The Netherlands will allow cannabis “coffee shops” to remain open under certain conditions, exempting the popular stores from measures forcing other shops to close their doors to fight the spread of coronavirus.

The Dutch cabinet originally ordered the cannabis stores to suspend operations, along with restaurants, bars and nightclubs, but the government quickly reversed course after mayors warned that such a move would cause the illicit market to flourish.

Customers are now allowed to buy and take away their cannabis, but they cannot stay at the shops.

Delivery is not allowed.

The cabinet noted that while sales of marijuana in Dutch coffee shops is a criminal offense, “the Public Prosecution Service does not prosecute coffee shops for (such sales.)”
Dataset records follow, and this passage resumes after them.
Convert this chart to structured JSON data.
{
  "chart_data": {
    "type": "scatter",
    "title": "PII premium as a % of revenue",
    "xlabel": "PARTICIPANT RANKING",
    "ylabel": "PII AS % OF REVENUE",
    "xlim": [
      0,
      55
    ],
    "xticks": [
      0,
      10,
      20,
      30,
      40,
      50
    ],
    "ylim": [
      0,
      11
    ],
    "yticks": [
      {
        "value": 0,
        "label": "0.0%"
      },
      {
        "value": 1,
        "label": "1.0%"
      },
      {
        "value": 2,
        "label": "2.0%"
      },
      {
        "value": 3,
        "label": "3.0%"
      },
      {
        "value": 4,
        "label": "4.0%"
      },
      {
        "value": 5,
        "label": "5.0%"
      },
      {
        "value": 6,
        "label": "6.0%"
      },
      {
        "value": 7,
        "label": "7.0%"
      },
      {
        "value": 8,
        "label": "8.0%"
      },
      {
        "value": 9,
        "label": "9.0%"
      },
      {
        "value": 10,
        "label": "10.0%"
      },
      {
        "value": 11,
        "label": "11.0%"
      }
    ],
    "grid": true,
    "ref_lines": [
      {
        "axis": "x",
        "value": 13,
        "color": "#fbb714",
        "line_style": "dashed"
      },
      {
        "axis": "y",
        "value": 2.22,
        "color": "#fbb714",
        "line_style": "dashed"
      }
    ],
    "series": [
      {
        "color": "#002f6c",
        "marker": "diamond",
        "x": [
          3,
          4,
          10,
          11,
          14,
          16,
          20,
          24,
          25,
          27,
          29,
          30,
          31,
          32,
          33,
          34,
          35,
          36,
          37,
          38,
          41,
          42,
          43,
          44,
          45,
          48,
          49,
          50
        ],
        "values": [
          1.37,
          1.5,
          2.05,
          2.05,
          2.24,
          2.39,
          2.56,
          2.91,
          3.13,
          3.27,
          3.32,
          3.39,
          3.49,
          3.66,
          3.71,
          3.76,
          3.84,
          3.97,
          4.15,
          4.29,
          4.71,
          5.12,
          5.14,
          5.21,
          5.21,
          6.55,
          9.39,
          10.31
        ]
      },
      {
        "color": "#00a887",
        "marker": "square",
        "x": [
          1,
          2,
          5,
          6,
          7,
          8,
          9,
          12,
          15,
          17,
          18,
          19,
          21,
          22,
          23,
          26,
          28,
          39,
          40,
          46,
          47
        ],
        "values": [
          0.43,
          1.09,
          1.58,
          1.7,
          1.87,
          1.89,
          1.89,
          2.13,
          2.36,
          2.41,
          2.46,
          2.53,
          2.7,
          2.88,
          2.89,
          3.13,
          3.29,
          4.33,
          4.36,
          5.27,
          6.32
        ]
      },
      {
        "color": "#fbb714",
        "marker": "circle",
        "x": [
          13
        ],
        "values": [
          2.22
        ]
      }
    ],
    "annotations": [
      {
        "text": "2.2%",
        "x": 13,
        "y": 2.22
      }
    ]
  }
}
The coffee shops must adhere to “toleration criteria,” establishing that they:

  • Must not cause any nuisance.
  • Are not permitted to sell hard drugs.
  • Are not permitted to sell cannabis to minors.
  • Are not permitted to advertise drugs.
  • Are not permitted to sell large quantities (over 5 grams of cannabis) in a single transaction.

Municipalities may impose additional rules, such as restricting sales to nonresidents.

Production to supply coffee shops is completely illegal, and there are thousands of police raids on grow operations every year.

A limited-scope experiment that will allow legal supply of adult-use cannabis is in the works.